1. Der Fall: Danger Dan, die „Anstalt“ und die Ausladung
Das ZDF [Quelle: SPIEGEL] hat den Auftritt des Rappers Danger Dan (bürgerlich: Daniel Mustard) und des Pianisten Igor Levit in der Satiresendung „Die Anstalt“ kurzfristig gestrichen. Der Intendant Norbert Himmler begründet die Entscheidung mit dem Liedtext „Keine Angst“:
„Wir haben es hier meiner Ansicht nach unzweifelhaft mit einer Gebrauchsanweisung zum linken, gewaltbereiten Widerstand zu tun, der in ‚freundlichen Grüßen‘ an linksextreme, zum Teil rechtskräftig verurteilte Gewalttäter mündet.“
Danger Dan selbst weist den Vorwurf zurück:
„Ich rufe niemanden dazu auf, in den kriminellen Untergrund zu gehen.
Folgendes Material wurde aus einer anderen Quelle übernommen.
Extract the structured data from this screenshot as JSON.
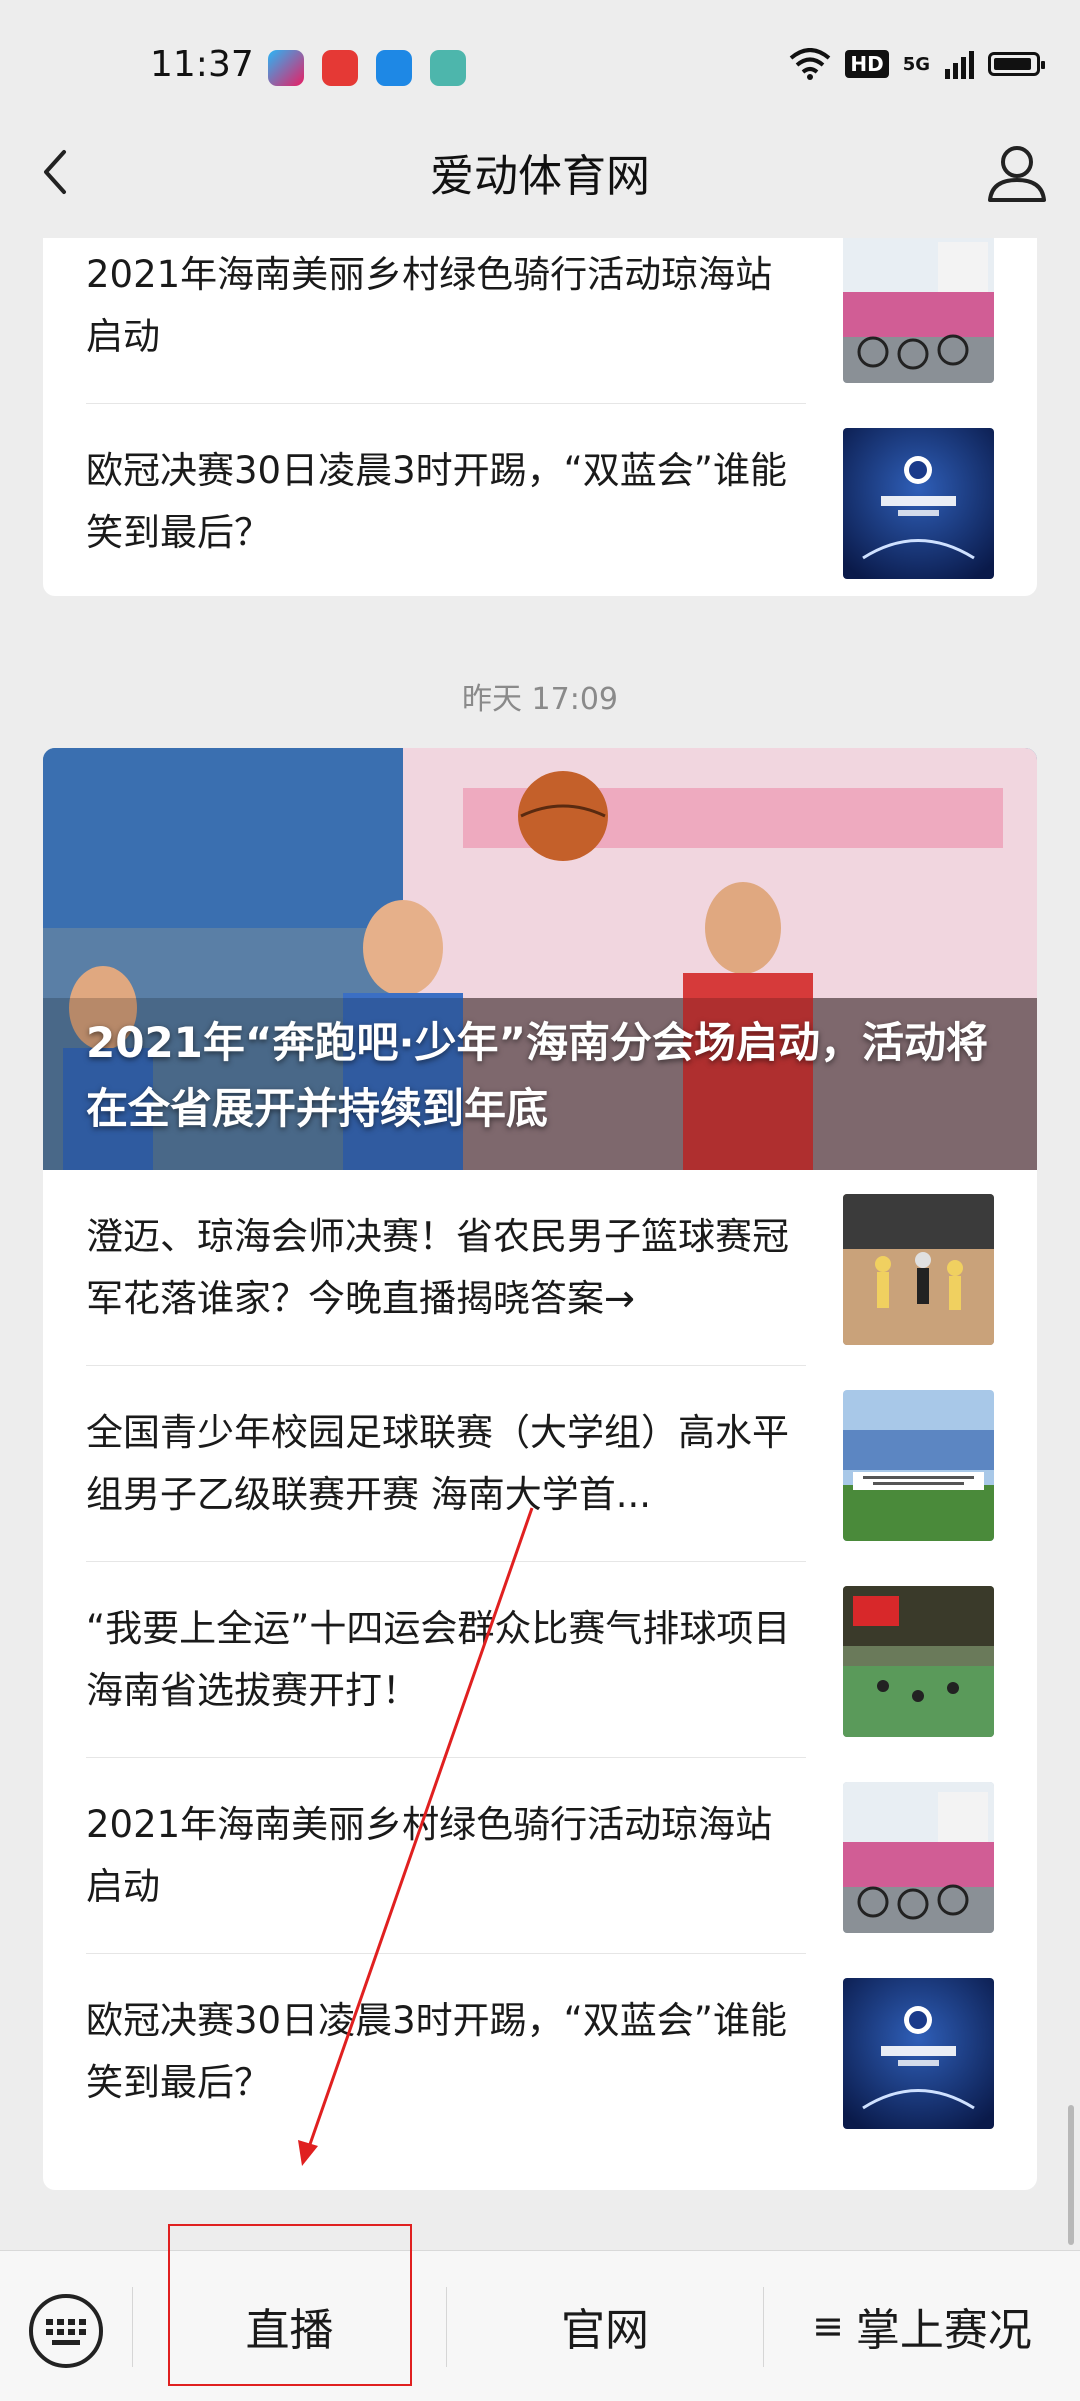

Es geht darum, wie wirksame Antifaschismus-Strukturen aufgebaut werden können. Ich verabscheue Gewalt.“
Die wortlautzentrierte Analyse stellt die entscheidende Frage: Handelt es sich bei der Ausladung um einen rechtmäßigen Akt der Programmhoheit – oder um einen verfassungswidrigen Eingriff in die Kunstfreiheit (Art. 5 Abs. 3 GG)?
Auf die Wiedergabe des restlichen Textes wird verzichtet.